New assurances added to ease board scrutiny
Paramount made a crucial adjustment during its pursuit of Warner Bros. Discovery, according to people familiar with the negotiations. To address concerns inside WBD’s boardroom, the company formally committed that its foreign investment partners — as well as Jared Kushner’s fund — would hold no voting or governance rights under any circumstances. The move was designed to remove potential national security objections and reduce the likelihood of a CFIUS review.
Despite those changes, Paramount ultimately failed to secure the deal before Netflix stepped in, setting the stage for this week’s hostile counteroffer.
How Paramount reshaped its offer
Sources say earlier versions of the bid did not spell out that the Ellison family and RedBird would fully control governance, even though that structure had been internally planned. Only in the latest proposal did Paramount explicitly reinforce that the Ellisons would backstop the entire $40.7 billion equity package, relying in part on their Oracle holdings.
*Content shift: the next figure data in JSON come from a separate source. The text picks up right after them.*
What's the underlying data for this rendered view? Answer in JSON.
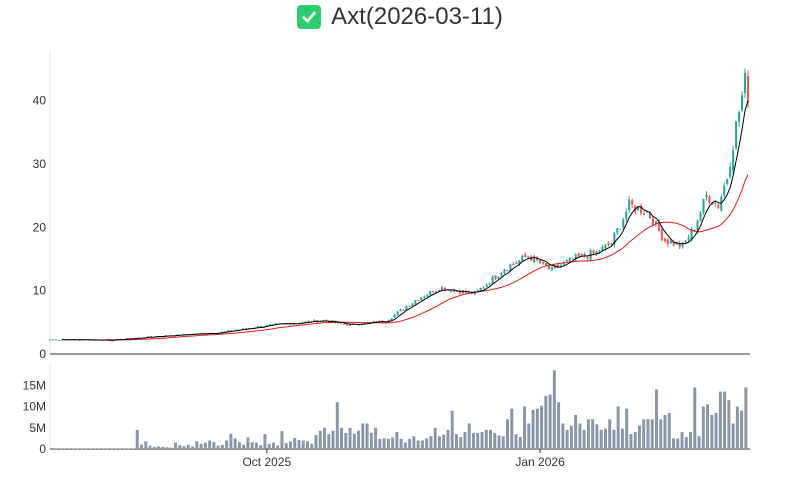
{
  "title": {
    "icon": "check-mark-icon",
    "text": "Axt(2026-03-11)"
  },
  "colors": {
    "up": "#26a69a",
    "down": "#ef5350",
    "ma_short": "#000000",
    "ma_long": "#e31a1c",
    "volume": "#8a96a8",
    "badge": "#2ecc71",
    "axis": "#333333"
  },
  "chart_data": [
    {
      "type": "candlestick",
      "panel": "price",
      "title": "Axt(2026-03-11)",
      "ylim": [
        0,
        48
      ],
      "yticks": [
        0,
        10,
        20,
        30,
        40
      ],
      "x_range": [
        "2025-07-20",
        "2026-03-12"
      ],
      "x_ticks": [
        {
          "date": "2025-10-01",
          "label": "Oct 2025"
        },
        {
          "date": "2026-01-01",
          "label": "Jan 2026"
        }
      ],
      "grid": false,
      "series": [
        {
          "kind": "candles",
          "note": "OHLC daily candles generated from anchor path"
        },
        {
          "kind": "ma_short",
          "window": 5
        },
        {
          "kind": "ma_long",
          "window": 20
        }
      ],
      "anchors": [
        [
          "2025-07-20",
          2.3
        ],
        [
          "2025-08-10",
          2.2
        ],
        [
          "2025-08-25",
          2.8
        ],
        [
          "2025-09-15",
          3.4
        ],
        [
          "2025-10-01",
          4.5
        ],
        [
          "2025-10-20",
          5.3
        ],
        [
          "2025-10-28",
          4.6
        ],
        [
          "2025-11-10",
          5.2
        ],
        [
          "2025-11-20",
          8.5
        ],
        [
          "2025-11-28",
          10.5
        ],
        [
          "2025-12-10",
          9.5
        ],
        [
          "2025-12-20",
          13.5
        ],
        [
          "2025-12-28",
          15.5
        ],
        [
          "2026-01-05",
          13.2
        ],
        [
          "2026-01-12",
          15.0
        ],
        [
          "2026-01-20",
          16.0
        ],
        [
          "2026-01-25",
          17.5
        ],
        [
          "2026-01-31",
          23.5
        ],
        [
          "2026-02-06",
          22.5
        ],
        [
          "2026-02-12",
          18.0
        ],
        [
          "2026-02-18",
          17.0
        ],
        [
          "2026-02-22",
          20.0
        ],
        [
          "2026-02-26",
          25.0
        ],
        [
          "2026-03-02",
          23.5
        ],
        [
          "2026-03-05",
          28.0
        ],
        [
          "2026-03-08",
          36.0
        ],
        [
          "2026-03-11",
          43.0
        ],
        [
          "2026-03-12",
          41.0
        ]
      ]
    },
    {
      "type": "bar",
      "panel": "volume",
      "ylim": [
        0,
        20000000
      ],
      "yticks": [
        {
          "value": 0,
          "label": "0"
        },
        {
          "value": 5000000,
          "label": "5M"
        },
        {
          "value": 10000000,
          "label": "10M"
        },
        {
          "value": 15000000,
          "label": "15M"
        }
      ],
      "values_millions": [
        0.2,
        0.1,
        0.1,
        0.1,
        0.1,
        0.1,
        0.1,
        0.1,
        0.1,
        0.1,
        0.1,
        0.1,
        0.1,
        0.1,
        0.1,
        0.1,
        0.1,
        0.1,
        0.1,
        0.1,
        4.5,
        1.0,
        1.8,
        0.8,
        0.5,
        0.6,
        0.5,
        0.4,
        0.3,
        1.5,
        0.9,
        0.7,
        1.0,
        0.6,
        1.8,
        1.2,
        1.5,
        2.0,
        1.7,
        0.8,
        1.0,
        2.0,
        3.6,
        2.5,
        1.6,
        1.0,
        2.7,
        1.6,
        1.5,
        0.9,
        3.5,
        1.2,
        1.5,
        0.8,
        4.2,
        1.4,
        1.8,
        2.6,
        2.1,
        2.0,
        1.8,
        1.2,
        3.3,
        4.3,
        5.0,
        3.5,
        4.3,
        11.0,
        5.0,
        3.8,
        5.0,
        3.6,
        4.3,
        6.0,
        6.0,
        3.8,
        5.0,
        2.4,
        2.5,
        2.4,
        2.7,
        4.0,
        2.4,
        1.5,
        2.4,
        3.0,
        2.0,
        2.0,
        2.5,
        3.0,
        5.0,
        3.0,
        3.4,
        4.5,
        9.0,
        3.5,
        2.8,
        4.0,
        6.0,
        3.8,
        3.8,
        4.0,
        4.5,
        4.5,
        3.8,
        3.2,
        3.0,
        7.0,
        9.5,
        3.5,
        2.8,
        10.0,
        6.0,
        9.2,
        9.5,
        10.2,
        12.5,
        12.8,
        18.5,
        11.0,
        6.0,
        4.5,
        5.5,
        8.0,
        6.0,
        4.5,
        7.0,
        7.0,
        5.8,
        4.5,
        4.8,
        7.0,
        4.5,
        10.0,
        4.8,
        9.5,
        3.5,
        4.0,
        5.5,
        7.0,
        7.0,
        7.0,
        14.0,
        7.0,
        8.0,
        8.5,
        2.5,
        2.5,
        4.0,
        2.8,
        4.0,
        14.5,
        3.0,
        10.0,
        10.5,
        8.0,
        8.5,
        13.5,
        13.5,
        11.5,
        6.0,
        10.0,
        9.0,
        14.5
      ]
    }
  ]
}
WBD’s board was reportedly uneasy with the original funding lineup. With seven financial partners in the mix, members feared that a single withdrawal could jeopardize the closing of the transaction. They were also hesitant about a cash-and-stock configuration, given the slide in Paramount’s share price between October and November. The revised offer removed stock entirely.
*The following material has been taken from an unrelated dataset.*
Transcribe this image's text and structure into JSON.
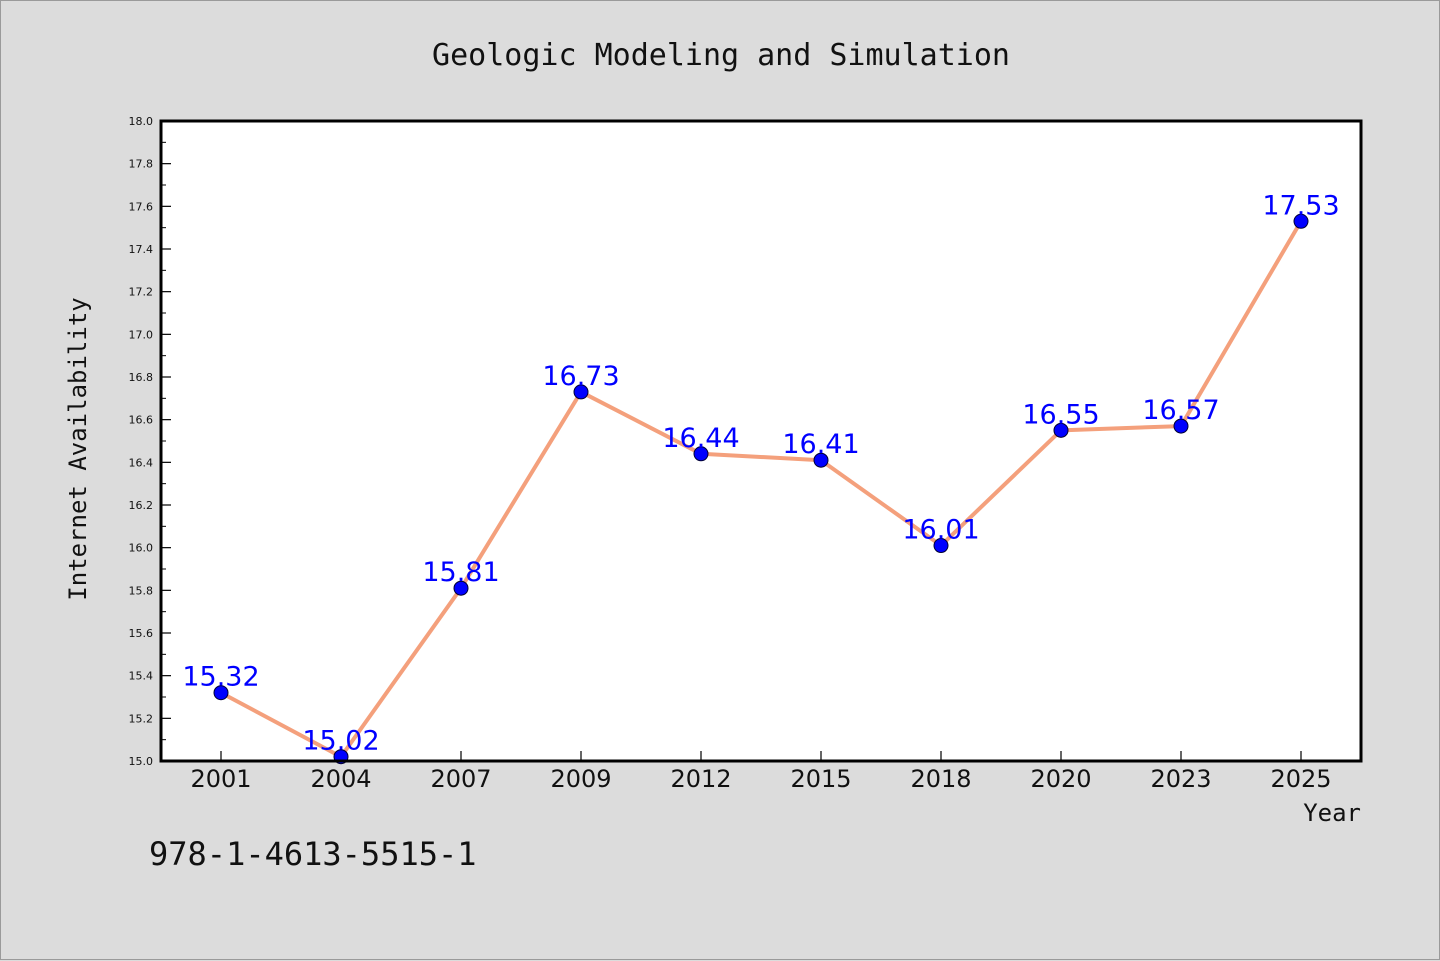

Hostile bid raises the stakes
Paramount has now gone directly to shareholders, presenting an all-cash offer of $30 per share and arguing it surpasses Netflix’s $83 billion proposal for WBD’s studio and streaming operations. The company maintains that its approach better reflects the value of WBD’s cable networks, which would need to be separated under a Netflix deal.
It is also promoting the idea that regulators would be more receptive to a Paramount–WBD merger than to a Netflix takeover. Recent remarks from President Donald Trump, including references to a potential requirement that WBD divest CNN, have added a layer of political intrigue that Paramount believes bolsters its case.
What comes next
WBD’s board has committed to reviewing Paramount’s proposal and issuing a response within ten business days. That assessment may trigger another round of bidding, potentially prompting Netflix to increase its offer. At the same time, directors must weigh the financial comparison carefully, mindful that rejecting a cash tender could expose the company to shareholder litigation.
Industry analysts do not expect Comcast to rejoin the contest, even if additional offers are solicited.